Voice Properties
Each Audio Description event exposes two voice-related properties that directly affect how the rendered audio sounds: Rate and Voice Style. Understanding how they interact allows you to fine-tune the delivery of each narration line so that it fits naturally within its timing window and matches the tone of the content being described.
Rate​
Rate controls the speaking speed of the synthetic voice for a given event, expressed as a percentage relative to the voice's default tempo. A value of 100% represents the voice's natural speaking pace. Increasing the rate above 100% makes the voice speak faster, while lowering it below 100% slows the delivery down.
Rate becomes particularly important when the rendered audio is longer than the available event window. After the initial render, if a red error indicator appears on an event it means the audio does not fit. Rather than always extending the out-time, you can try increasing the rate modestly — often a few percentage points is enough to bring a slightly overlong line into budget without making it sound rushed. Conversely, if a window is unusually long relative to the length of the description, reducing the rate slightly can improve naturalness and prevent the narration from trailing off into an awkward silence.
The rate slider is located within the event card in the Event List. It applies only to the specific event where it is set, allowing different events within the same group to have independent speaking speeds. After adjusting the rate, click the force-render button on the event to regenerate the audio at the new speed.
Automatic Rate​
For text-to-speech voices, each AD event also includes an automatic rate button shown with a speedometer icon. Use this when you want Closed Caption Creator to calculate a speaking rate that fits the rendered narration inside the event's current start and end time.

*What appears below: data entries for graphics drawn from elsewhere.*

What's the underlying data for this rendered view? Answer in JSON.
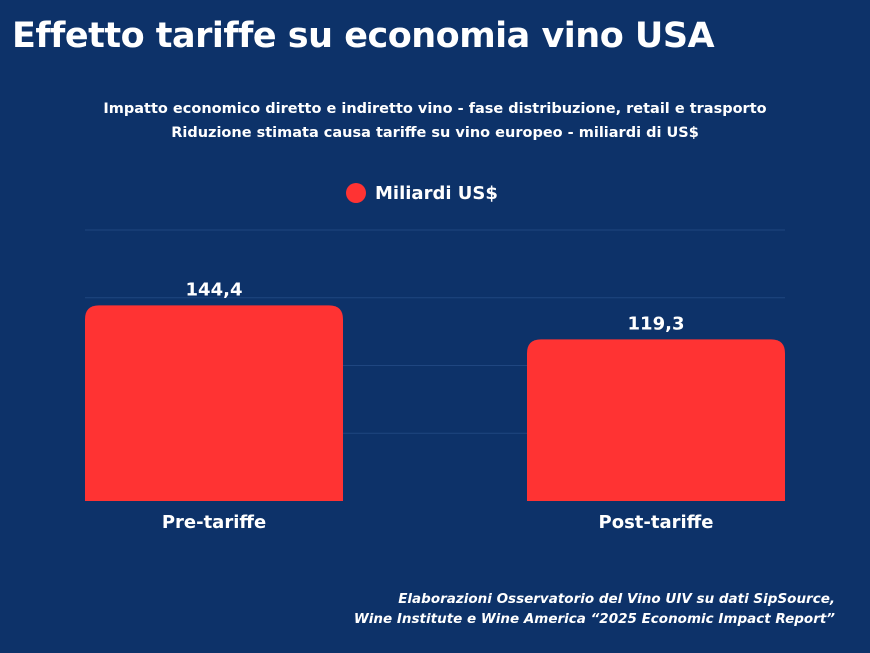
{
  "colors": {
    "background": "#0d3269",
    "bar": "#ff3333",
    "grid": "#1f4680",
    "text": "#ffffff"
  },
  "chart_data": {
    "type": "bar",
    "title": "Effetto tariffe su economia vino USA",
    "subtitle_1": "Impatto economico diretto e indiretto vino - fase distribuzione, retail e trasporto",
    "subtitle_2": "Riduzione stimata causa tariffe su vino europeo - miliardi di US$",
    "categories": [
      "Pre-tariffe",
      "Post-tariffe"
    ],
    "series": [
      {
        "name": "Miliardi US$",
        "values": [
          144.4,
          119.3
        ],
        "labels": [
          "144,4",
          "119,3"
        ]
      }
    ],
    "xlabel": "",
    "ylabel": "",
    "ylim": [
      0,
      200
    ],
    "grid": true,
    "legend": "top-center",
    "source_1": "Elaborazioni Osservatorio del Vino UIV su dati SipSource,",
    "source_2": "Wine Institute e Wine America “2025 Economic Impact Report”"
  }
}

Automatic Rate is available when the event has a supported TTS voice, valid timing, and description text. It is not used for manual recordings. If the event has not been rendered yet, Closed Caption Creator renders it first, compares the audio duration with the event duration, adjusts the event's rate, and renders again. The process may retry up to two times and stops when the rendered audio is within about half a second of the event window or when the provider's rate limit is reached.
Provider limits are respected automatically. ElevenLabs voices are limited to 0.7x–1.2x, Deepgram voices are limited to 0.5x–1.5x for automatic rate, and other providers are limited to 0.5x–3x. The operation is recorded in the undo history so you can revert it if the result does not fit the creative intent.
Voice Style​
Voice Style is an expressive modifier available on supported Microsoft Azure Neural voices. Where a standard synthetic voice delivers text in a neutral, consistent tone, a voice style shapes how the narration is performed — options vary by voice but typically include styles such as cheerful, empathetic, newscast, or documentary. Not all Microsoft voices support every style, and Amazon and Google voices do not currently support styles.

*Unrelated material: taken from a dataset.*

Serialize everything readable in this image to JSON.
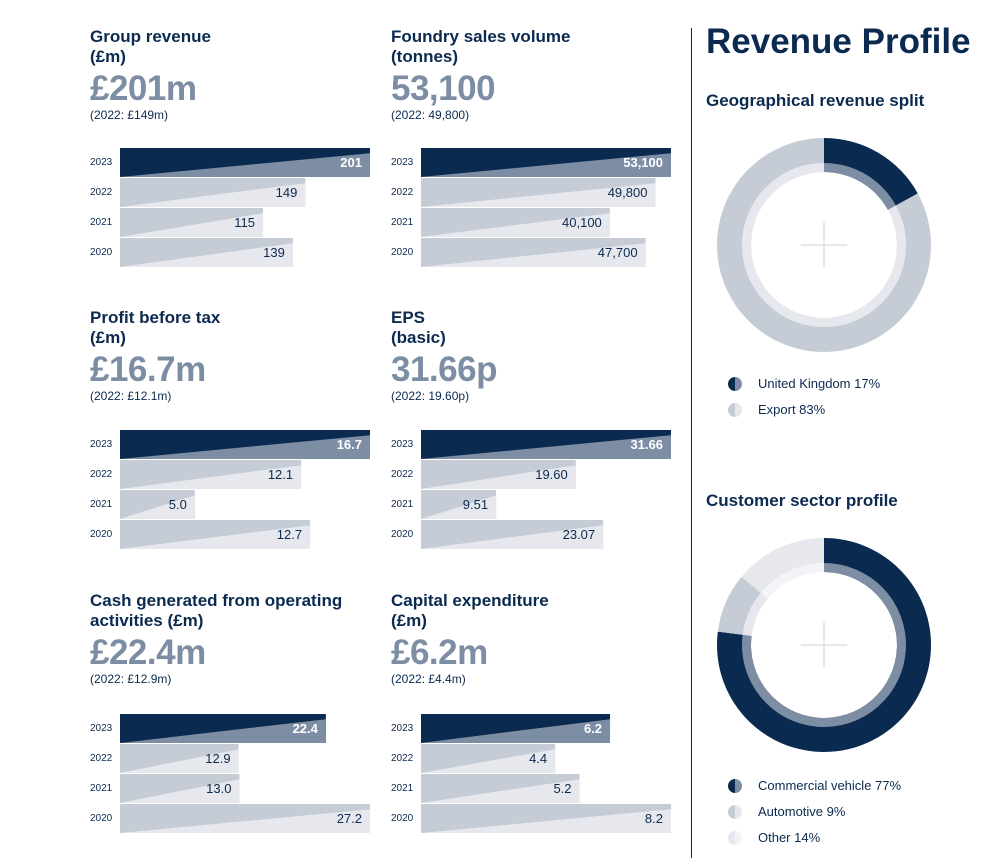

In the Virtual Voice Manager, available styles are shown as tags beneath the voice name. Once you have assigned a Microsoft voice to an event, the style options for that voice appear as a dropdown menu within the event editor, positioned above the notes field. Selecting a style does not immediately change the stored audio — the event must be re-rendered before the style takes effect. The render button flashes green after a style change to indicate that a new render is needed.
Because voice style is stored per-event, different events within the same AD group can use different styles. This can be useful when a project includes both a straightforward narration track and moments where a warmer or more dramatic delivery is more appropriate.